Bill Clinton wasn't the only one rumored to be having an affair. In the lead up to the 2008 primaries, it was alleged that Cindy McCain was having one too back in Arizona. When confronted with this by his staffers, John McCain seemed to already know about the affair, but he insisted Cindy join him on the trail in order to keep the rumors from spreading. There were moments of tenderness between them, but those moments were few and far between. More often, John and Cindy McCain rarely spoke to each other outside of him yelling and her crying.

And then there's John Edwards. The revelations about Edwards were the most shocking to me, but only because I used to like and respect him. Turns out he pulled the wool over my eyes as much as everyone else's. Put simply, John Edwards is a monster. After being on the Democratic ticket in 2004, his head swelled to the point where he thought of himself as a celebrity, someone who could get away with anything, from treating his campaign staff like personal servants to having an affair. He knew from the start that Rielle Hunter's baby was his (though he lied to everyone, including his wife, about it), but he jockeyed as hard and fast as he could to secure himself a role as Obama or Clinton's Vice President or Attorney General before the baby was born and the news broke, knowing it would instantly knock him out of the running. Luckily, neither Obama nor Clinton had intentions of committing anything to Edwards. In the end, Edwards convinced his closest yes-man, Andrew Young, to take the blame for Rielle's baby so he could keep himself in the running--putting Young's own family stability at risk. (Rielle Hunter herself comes off as completely insane, on the campaign trail often introducing herself to Edwards' donors as a "witch.")

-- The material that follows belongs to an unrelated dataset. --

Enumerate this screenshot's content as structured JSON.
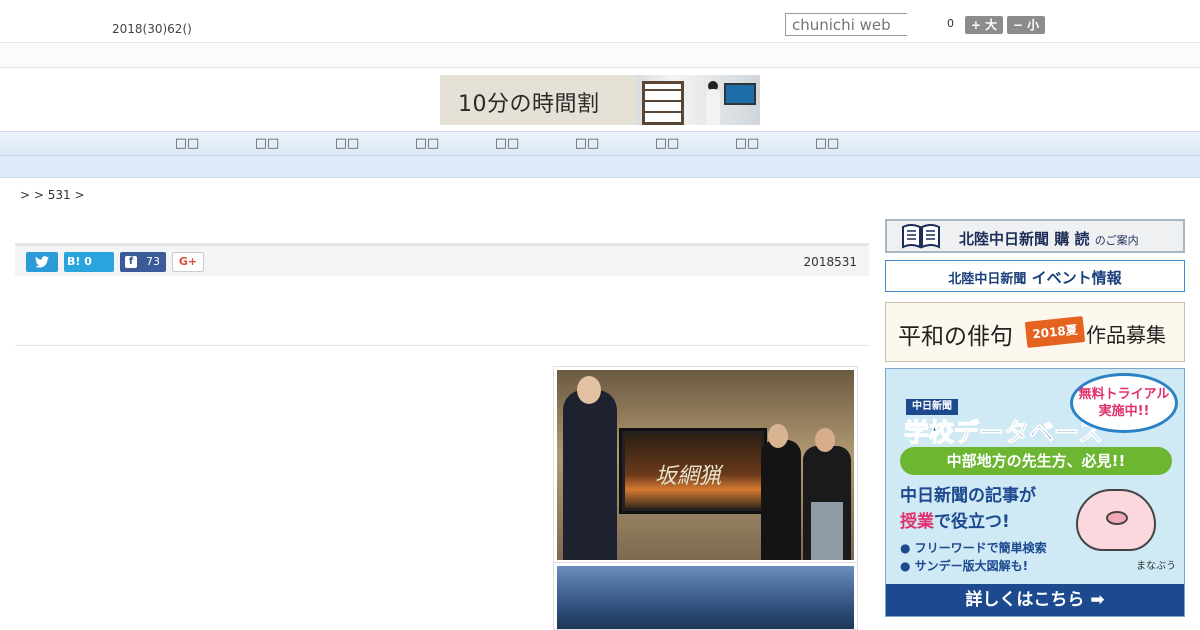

Another shocker? Elizabeth Edwards is no better than her husband. If John Edwards is a monster, Elizabeth Edwards is the devil. She is revealed to be an abusive, paranoid, condescending madwoman who frequently berated and belittled her husband in front of everyone, calling him a "hick" and deriding his parents as "rednecks." Edwards' entire staff hated her. And she hated them too, treating them like enemies and yelling at them over the slightest things. The myth of Saint Elizabeth is profoundly debunked in this book. No one deserves cancer, and no one deserves a cheating spouse, but that's pretty much where my sympathy for her ends now.

There's so much more to be found in the pages of Game Change, but there's no way I can cover it all here. All I can say is I loved it from start to finish. This book is highly recommended for political junkies, anyone with an interest in history, or anyone who just wants to see what their favorite candidate from 2008 is really like behind closed doors. In the end, you may regret seeing how the sausage is made, but you can't deny the process is as fascinating as it is sickening.